Iwak c’est Inktober with a keyboard, donc tout le mois d’octobre : un article par jour avec un thème précis.
J’ai réalisé avec étonnement que je n’avais jamais évoqué le film Freaks de Tod Browning dans le blog, alors que c’est un de mes films cultes. Ce film de 1932 qui est plutôt un moyen-métrage avec ses 64 minutes est un chef d’œuvre selon moi. Il a fait à a fois scandale et a été un bide pour le réalisateur (qui avait eu beaucoup de succès en 1931 pour son Dracula avec Bela Lugosi), et on a longtemps cru ce film perdu jusqu’à ce qu’on en retrouve les bobines dans les années 60, et qu’il soit redécouvert.
Je l’ai vu adolescent avec mes parents, surtout mon père qui voulait absolument nous le montrer.
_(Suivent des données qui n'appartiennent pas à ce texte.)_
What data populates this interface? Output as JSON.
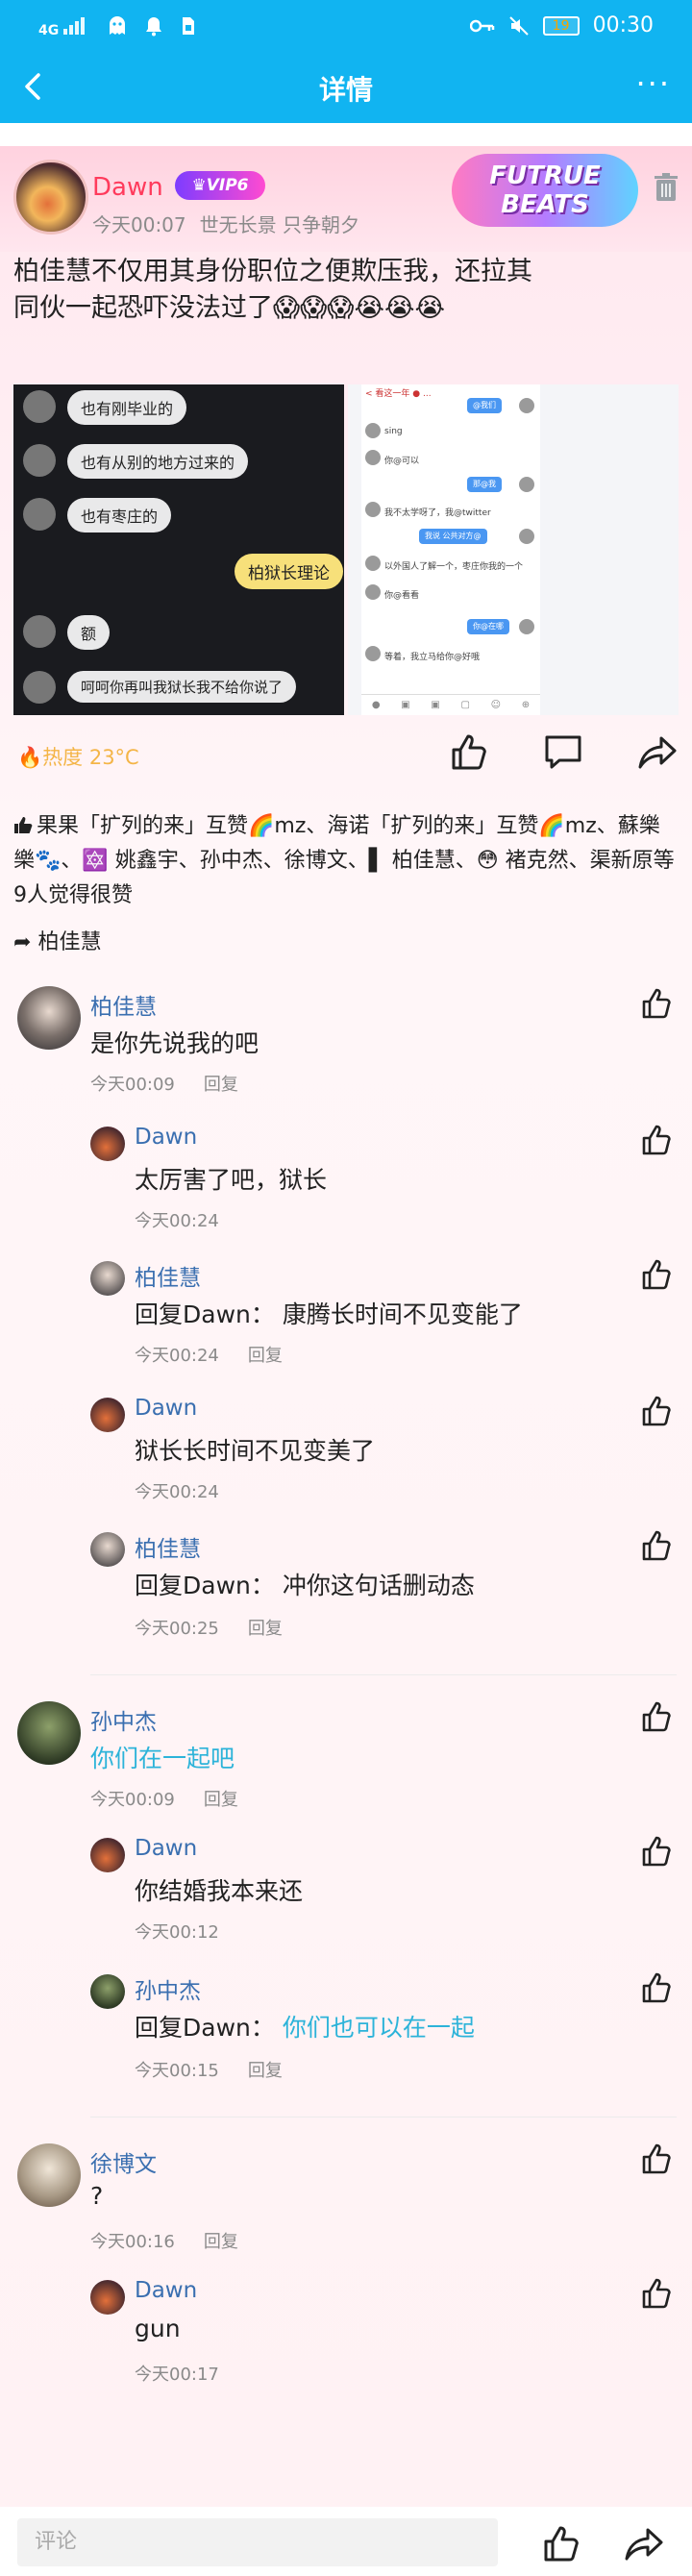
{
  "status_bar": {
    "signal": "4G",
    "time": "00:30",
    "battery": "19"
  },
  "navbar": {
    "title": "详情"
  },
  "post": {
    "author": "Dawn",
    "vip": "VIP6",
    "time": "今天00:07",
    "signature": "世无长景 只争朝夕",
    "badge": "FUTRUE BEATS",
    "text": "柏佳慧不仅用其身份职位之便欺压我，还拉其同伙一起恐吓没法过了😱😱😱😭😭😭",
    "heat": "热度 23°C",
    "likes_text": "果果「扩列的来」互赞🌈mz、海诺「扩列的来」互赞🌈mz、蘇樂樂🐾、🔯 姚鑫宇、孙中杰、徐博文、▌ 柏佳慧、😳 褚克然、渠新原等9人觉得很赞",
    "share_text": "柏佳慧"
  },
  "screenshot1": {
    "bubbles": [
      "也有刚毕业的",
      "也有从别的地方过来的",
      "也有枣庄的",
      "柏狱长理论",
      "额",
      "呵呵你再叫我狱长我不给你说了"
    ]
  },
  "screenshot2": {
    "header": "< 看这一年 ● ...",
    "bubbles": [
      "@我们",
      "sing",
      "你@可以",
      "那@我",
      "我不太学呀了，我@twitter",
      "我说 公共对方@",
      "以外国人了解一个，枣庄你我的一个",
      "你@看看",
      "你@在哪",
      "等着，我立马给你@好哦"
    ]
  },
  "comments": [
    {
      "name": "柏佳慧",
      "text": "是你先说我的吧",
      "text_hl": "",
      "time": "今天00:09",
      "reply": "回复",
      "replies": [
        {
          "name": "Dawn",
          "prefix": "",
          "text": "太厉害了吧，狱长",
          "time": "今天00:24",
          "reply": ""
        },
        {
          "name": "柏佳慧",
          "prefix": "回复Dawn：",
          "text": "康腾长时间不见变能了",
          "time": "今天00:24",
          "reply": "回复"
        },
        {
          "name": "Dawn",
          "prefix": "",
          "text": "狱长长时间不见变美了",
          "time": "今天00:24",
          "reply": ""
        },
        {
          "name": "柏佳慧",
          "prefix": "回复Dawn：",
          "text": "冲你这句话删动态",
          "time": "今天00:25",
          "reply": "回复"
        }
      ]
    },
    {
      "name": "孙中杰",
      "text": "",
      "text_hl": "你们在一起吧",
      "time": "今天00:09",
      "reply": "回复",
      "replies": [
        {
          "name": "Dawn",
          "prefix": "",
          "text": "你结婚我本来还",
          "time": "今天00:12",
          "reply": ""
        },
        {
          "name": "孙中杰",
          "prefix": "回复Dawn：",
          "text_hl": "你们也可以在一起",
          "time": "今天00:15",
          "reply": "回复"
        }
      ]
    },
    {
      "name": "徐博文",
      "text": "?",
      "text_hl": "",
      "time": "今天00:16",
      "reply": "回复",
      "replies": [
        {
          "name": "Dawn",
          "prefix": "",
          "text": "gun",
          "time": "今天00:17",
          "reply": ""
        }
      ]
    }
  ],
  "bottom": {
    "placeholder": "评论"
  },
  "icons": [
    "back-icon",
    "more-icon",
    "trash-icon",
    "like-icon",
    "comment-icon",
    "share-icon",
    "fire-icon"
  ],
  "colors": {
    "primary": "#11b4f1",
    "author": "#ff3b5c",
    "name": "#3a6fb0",
    "highlight": "#2cb3d9",
    "heat": "#f4b547"
  }
}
Et nous avions été fascinés par cette histoire, et en réalité très touchés par les comédiens et comédiennes qui étaient de vrais artistes de cirques mais aussi malheureusement ce qu’on peut appeler des bêtes de foire, puisqu’il faut bien se rappeler de l’exploitation qui était faite de ces personnes à l’époque dans les cirques. Le titre en français est bien explicite c’est la monstrueuse parade. Mais c’est fou de constater que tous ces artistes ont des pages wikipédia et sont de vraies personnalités « connues » de leur époque.
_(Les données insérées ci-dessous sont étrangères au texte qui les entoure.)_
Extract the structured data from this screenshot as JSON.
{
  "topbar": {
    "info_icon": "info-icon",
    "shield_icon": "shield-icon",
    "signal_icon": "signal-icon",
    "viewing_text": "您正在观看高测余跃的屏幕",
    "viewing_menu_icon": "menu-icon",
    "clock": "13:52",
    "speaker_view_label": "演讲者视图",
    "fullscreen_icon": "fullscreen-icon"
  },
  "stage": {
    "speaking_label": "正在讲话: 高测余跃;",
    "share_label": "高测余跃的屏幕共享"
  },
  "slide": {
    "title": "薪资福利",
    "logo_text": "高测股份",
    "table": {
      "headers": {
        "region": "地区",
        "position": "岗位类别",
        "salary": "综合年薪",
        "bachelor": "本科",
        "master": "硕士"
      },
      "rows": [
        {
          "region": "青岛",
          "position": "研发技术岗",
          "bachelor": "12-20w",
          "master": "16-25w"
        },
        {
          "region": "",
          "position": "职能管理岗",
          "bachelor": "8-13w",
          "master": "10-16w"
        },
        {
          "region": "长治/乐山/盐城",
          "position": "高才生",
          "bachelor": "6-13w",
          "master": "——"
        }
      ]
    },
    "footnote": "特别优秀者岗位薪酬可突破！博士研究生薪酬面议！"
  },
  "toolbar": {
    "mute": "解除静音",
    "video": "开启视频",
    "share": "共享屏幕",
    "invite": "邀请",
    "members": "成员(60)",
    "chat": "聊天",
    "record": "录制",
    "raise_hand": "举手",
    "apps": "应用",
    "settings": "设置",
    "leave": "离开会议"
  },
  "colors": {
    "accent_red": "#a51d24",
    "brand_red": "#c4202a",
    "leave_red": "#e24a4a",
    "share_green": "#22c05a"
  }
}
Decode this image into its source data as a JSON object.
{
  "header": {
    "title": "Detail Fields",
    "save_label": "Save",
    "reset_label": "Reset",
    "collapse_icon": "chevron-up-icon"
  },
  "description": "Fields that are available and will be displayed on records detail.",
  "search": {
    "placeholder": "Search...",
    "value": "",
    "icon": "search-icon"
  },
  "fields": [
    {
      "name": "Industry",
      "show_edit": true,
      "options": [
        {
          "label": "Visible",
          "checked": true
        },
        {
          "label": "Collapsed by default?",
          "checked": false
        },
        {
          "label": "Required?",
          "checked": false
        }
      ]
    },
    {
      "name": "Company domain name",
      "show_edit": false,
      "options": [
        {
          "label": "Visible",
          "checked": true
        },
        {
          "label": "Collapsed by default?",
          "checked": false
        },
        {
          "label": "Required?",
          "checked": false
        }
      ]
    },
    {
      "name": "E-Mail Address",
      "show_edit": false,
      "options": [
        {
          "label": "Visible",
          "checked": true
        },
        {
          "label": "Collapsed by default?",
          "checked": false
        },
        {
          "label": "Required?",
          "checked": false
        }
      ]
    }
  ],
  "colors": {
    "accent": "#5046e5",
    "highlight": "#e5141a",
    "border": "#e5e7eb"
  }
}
Parmi ceux-là, l’homme tronc m’avait hyper impressionné. Il s’agit de Prince Randian (1871-1934) qui venait de l’ancienne Guyane britannique, et était atteint d’une maladie génétique très rare faisant qu’il était né sans bras ni jambe. Et l’impression très forte vient de cette scène fameuse où cet homme se roule et s’allume une cigarette en toute autonomie.
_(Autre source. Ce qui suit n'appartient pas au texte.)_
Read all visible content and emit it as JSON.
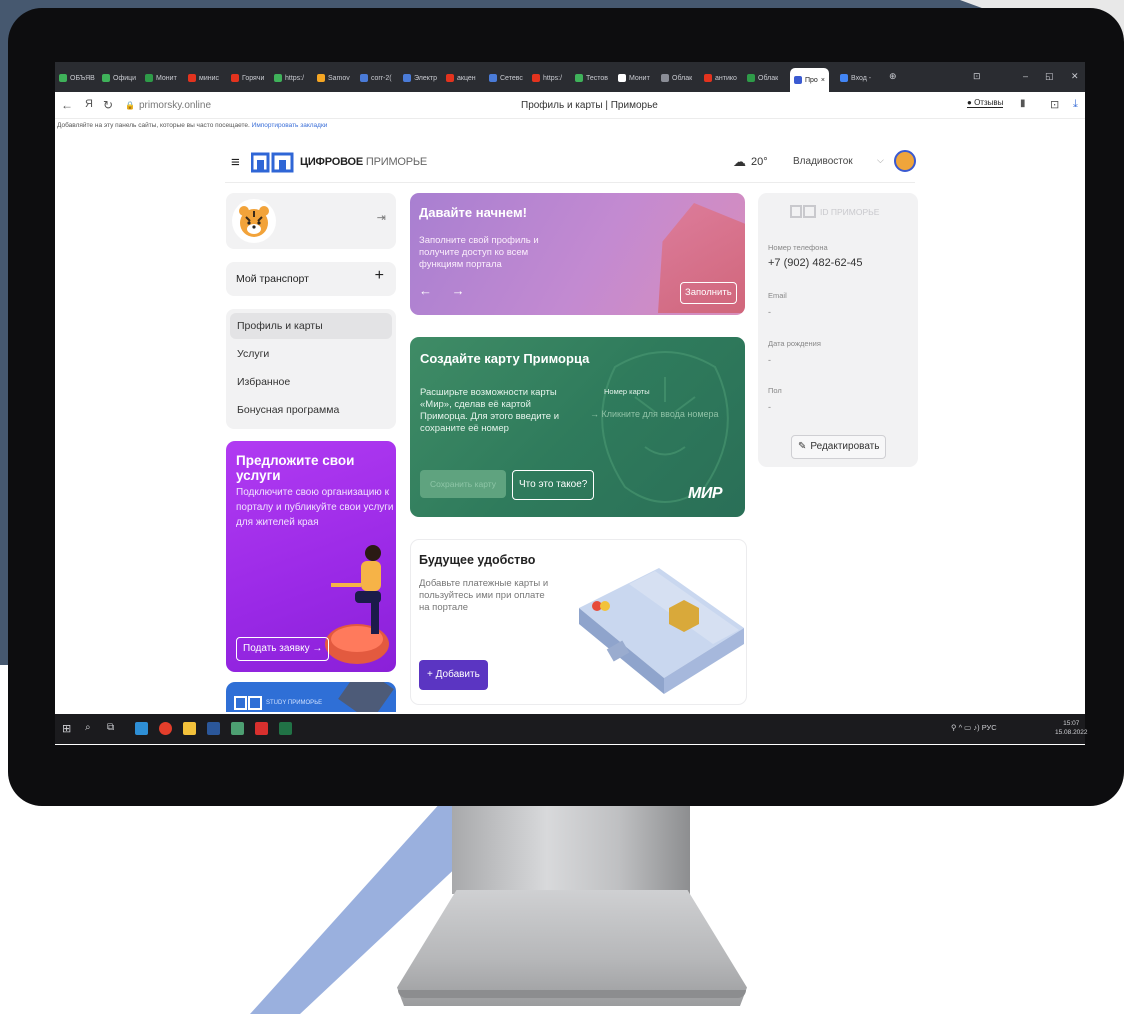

Ce que j’aime dans le film, c’est que les Freaks sont les héros, un peu comme King Kong est à la fois le monstre et le héros (et je parle bien du film de 1933 qui est également culte pour moi). Le parti pris est très clair dans ce film, dans le fait de montrer un monstre qui est aussi une victime, et dont on voyait bien qu’il n’était pas un monstre (notamment avec Ann Darrow, l’héroïne), mais que l’ostracisme des humains poussait à bout. Comparaison n’est pas raison évidemment, et je ne fais qu’un lien très subliminal entre les deux films. Mais l’exposition des Freaks de Browning avec une communauté soudée et fière, avec la protection maternelle et touchante de Rose Dionne au début du film qui nous montre un bel accent français (le film se passe lors d’une tournée d’un cirque en France, et elle est une actrice américaine mais née à Dardilly près de Lyon) est à la fois frappante par la mise en exergue du handicap ou de la « curiosité » de ces personnes, mais finalement plutôt bienveillante.
Tandis que les méchants sont vraiment et très clairement méchants. Et donc c’est une logique et une philosophie à la Tarantino selon moi. Je te montre des méchants très méchants, et donc mes victimes tu vas les aimer, et tu vas supporter une vengeance impitoyable parce que c’est un prêté pour un rendu. Et même lorsque la monstrueuse parade se met en marche dans une scène parfaitement horrifique, encore aujourd’hui, on jubile en réalité pour ces héros. Et ce qu’il advient de la belle Cléopâtre est le cruel pied de nez qui frappe l’imagination (et qui fait comprendre pourquoi le film a été vraiment trop choquant pour l’époque).
Alors je sais que c’est casse-gueule au vu des considérations actuelles sur les handicaps et leurs visibilités et inclusion dans la société. Mais je trouve que le film, avec toute la relativité d’une œuvre de plus de 90 ans, reste très juste. Il est à la fois caricatural dans la représentation et les clichés véhiculés, mais en réalité il les démonte aussi dans un temps très proche. Il avait en tout cas produit sur l’adolescent que j’étais à la fois une gêne (qu’il ne faut pas nier), mais surtout une immense considération et affection pour ces personnages, et la conscience de l’importance de la communauté pour des minorités, quelles qu’elles soient.